Key Default Description
hotkey ctrl+shift+space Recording trigger
language de Transcription language (de, en, fr, es, it, null = auto)
sample_rate 16000 Audio sample rate in Hz
vocab_path "" Path to vocabulary file (empty = local vocabulary.json)
model_dir "" Path to shared model cache directory (empty = default HuggingFace cache)

Local config (config_local.json, per machine)

Stored outside the app directory to keep machine-specific settings separate:

  • Windows: %LOCALAPPDATA%\WhisperDictation\config_local.json
  • Linux: ~/.local/share/WhisperDictation/config_local.json
Key Default Description
model medium Whisper model size (tiny, base, small, medium, large-v2, large-v3)
device cuda Inference device (cuda or cpu)
compute_type float16 Precision (float16 for GPU, int8 for CPU, float32)
audio_device null Microphone (null = system default)

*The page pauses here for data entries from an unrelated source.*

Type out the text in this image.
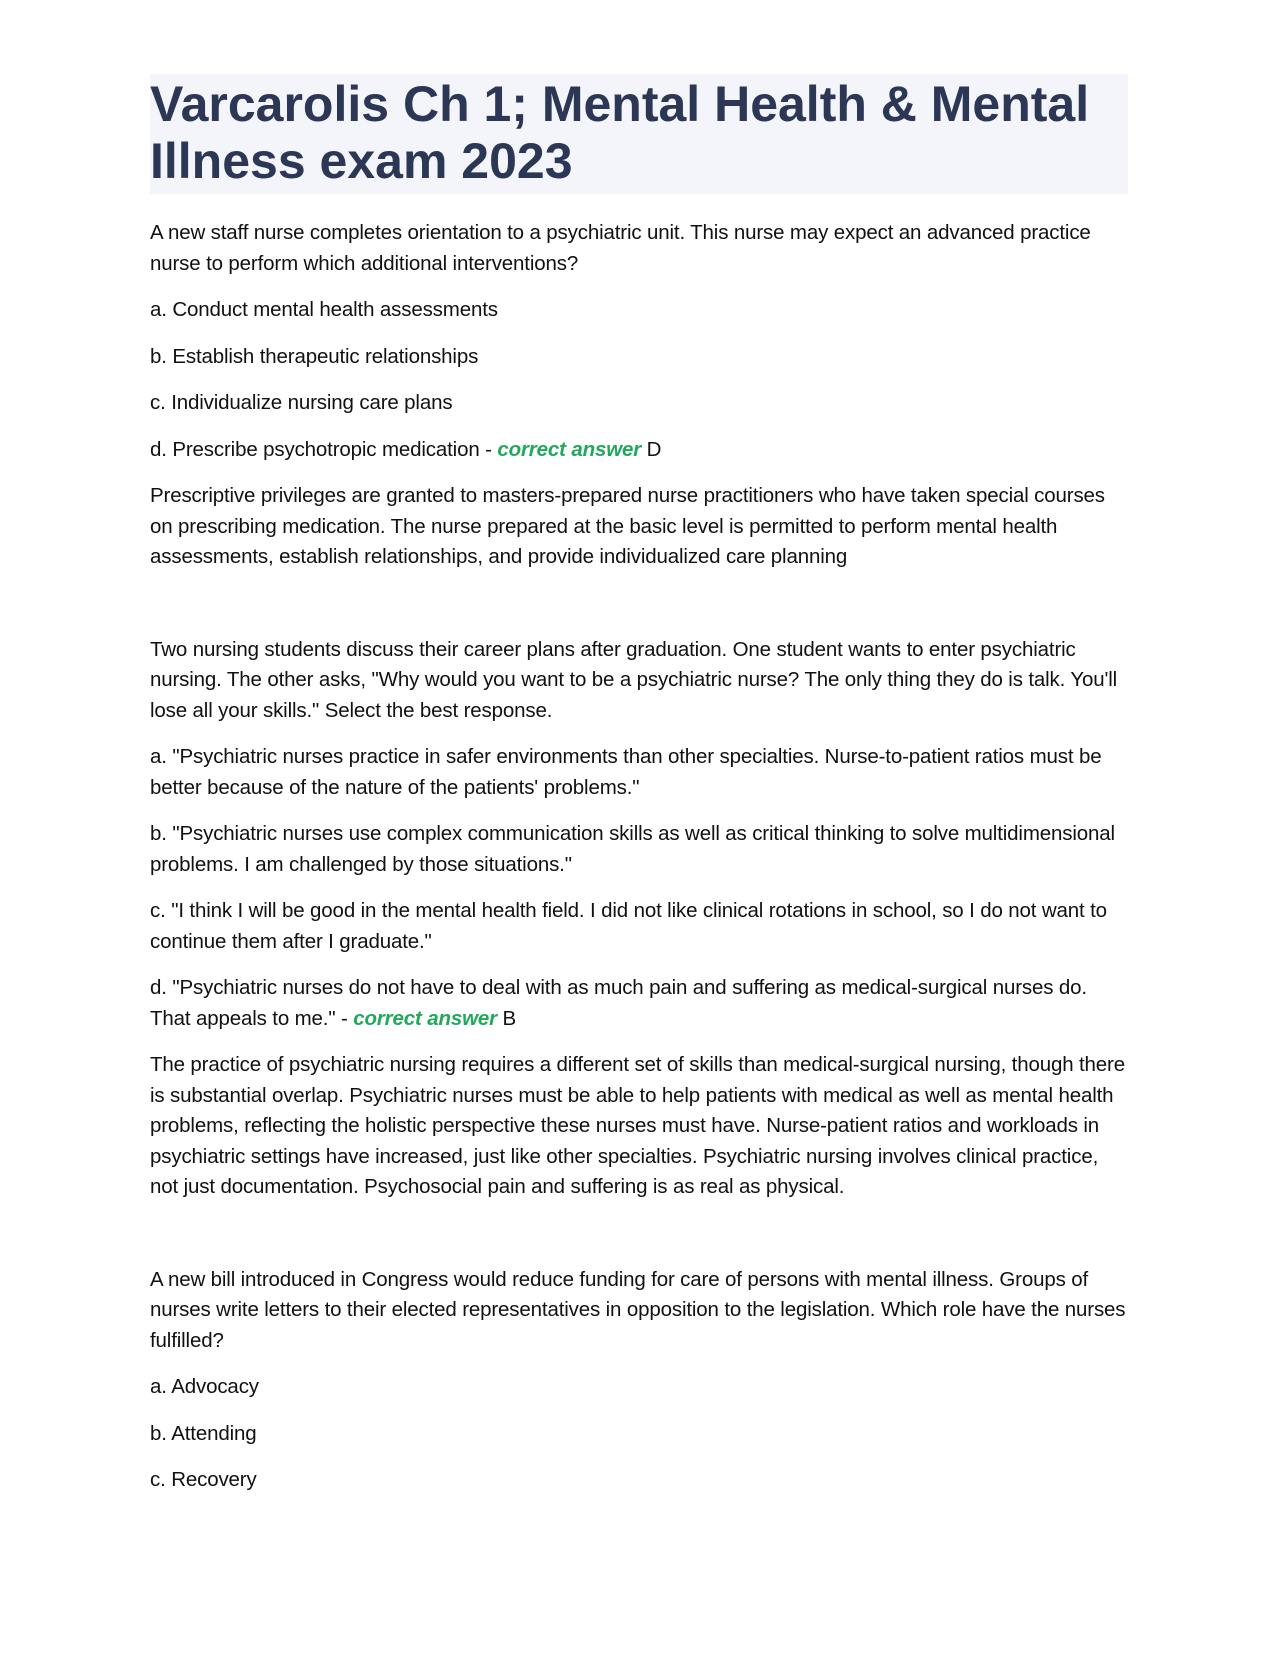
Varcarolis Ch 1; Mental Health & Mental Illness exam 2023

A new staff nurse completes orientation to a psychiatric unit. This nurse may expect an advanced practice nurse to perform which additional interventions?

a. Conduct mental health assessments

b. Establish therapeutic relationships

c. Individualize nursing care plans

d. Prescribe psychotropic medication - correct answer D

Prescriptive privileges are granted to masters-prepared nurse practitioners who have taken special courses on prescribing medication. The nurse prepared at the basic level is permitted to perform mental health assessments, establish relationships, and provide individualized care planning

Two nursing students discuss their career plans after graduation. One student wants to enter psychiatric nursing. The other asks, "Why would you want to be a psychiatric nurse? The only thing they do is talk. You'll lose all your skills." Select the best response.

a. "Psychiatric nurses practice in safer environments than other specialties. Nurse-to-patient ratios must be better because of the nature of the patients' problems."

b. "Psychiatric nurses use complex communication skills as well as critical thinking to solve multidimensional problems. I am challenged by those situations."

c. "I think I will be good in the mental health field. I did not like clinical rotations in school, so I do not want to continue them after I graduate."

d. "Psychiatric nurses do not have to deal with as much pain and suffering as medical-surgical nurses do. That appeals to me." - correct answer B

The practice of psychiatric nursing requires a different set of skills than medical-surgical nursing, though there is substantial overlap. Psychiatric nurses must be able to help patients with medical as well as mental health problems, reflecting the holistic perspective these nurses must have. Nurse-patient ratios and workloads in psychiatric settings have increased, just like other specialties. Psychiatric nursing involves clinical practice, not just documentation. Psychosocial pain and suffering is as real as physical.

A new bill introduced in Congress would reduce funding for care of persons with mental illness. Groups of nurses write letters to their elected representatives in opposition to the legislation. Which role have the nurses fulfilled?

a. Advocacy

b. Attending

c. Recovery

Sharing data between Windows and Linux

On a shared drive (e.g. Ventoy USB), both builds can use the same vocabulary and model files. Set vocab_path and model_dir in the Settings UI to point to a common directory:

shared_data/
  vocabulary.json    <- shared vocabulary
  models/            <- shared Whisper model cache

Audio settings, model selection, and compute type remain per-platform in config_local.json.

Vocabulary

Custom vocabulary/replacements can be edited via the Settings UI or directly in vocabulary.json. Words are passed as initial prompts to improve recognition of domain-specific terms. Replacements are applied as find/replace after transcription.

Model Download

On first start the selected Whisper model is downloaded automatically from HuggingFace (~500 MB for medium). Subsequent starts use the cached model. Set model_dir to share the cache between builds.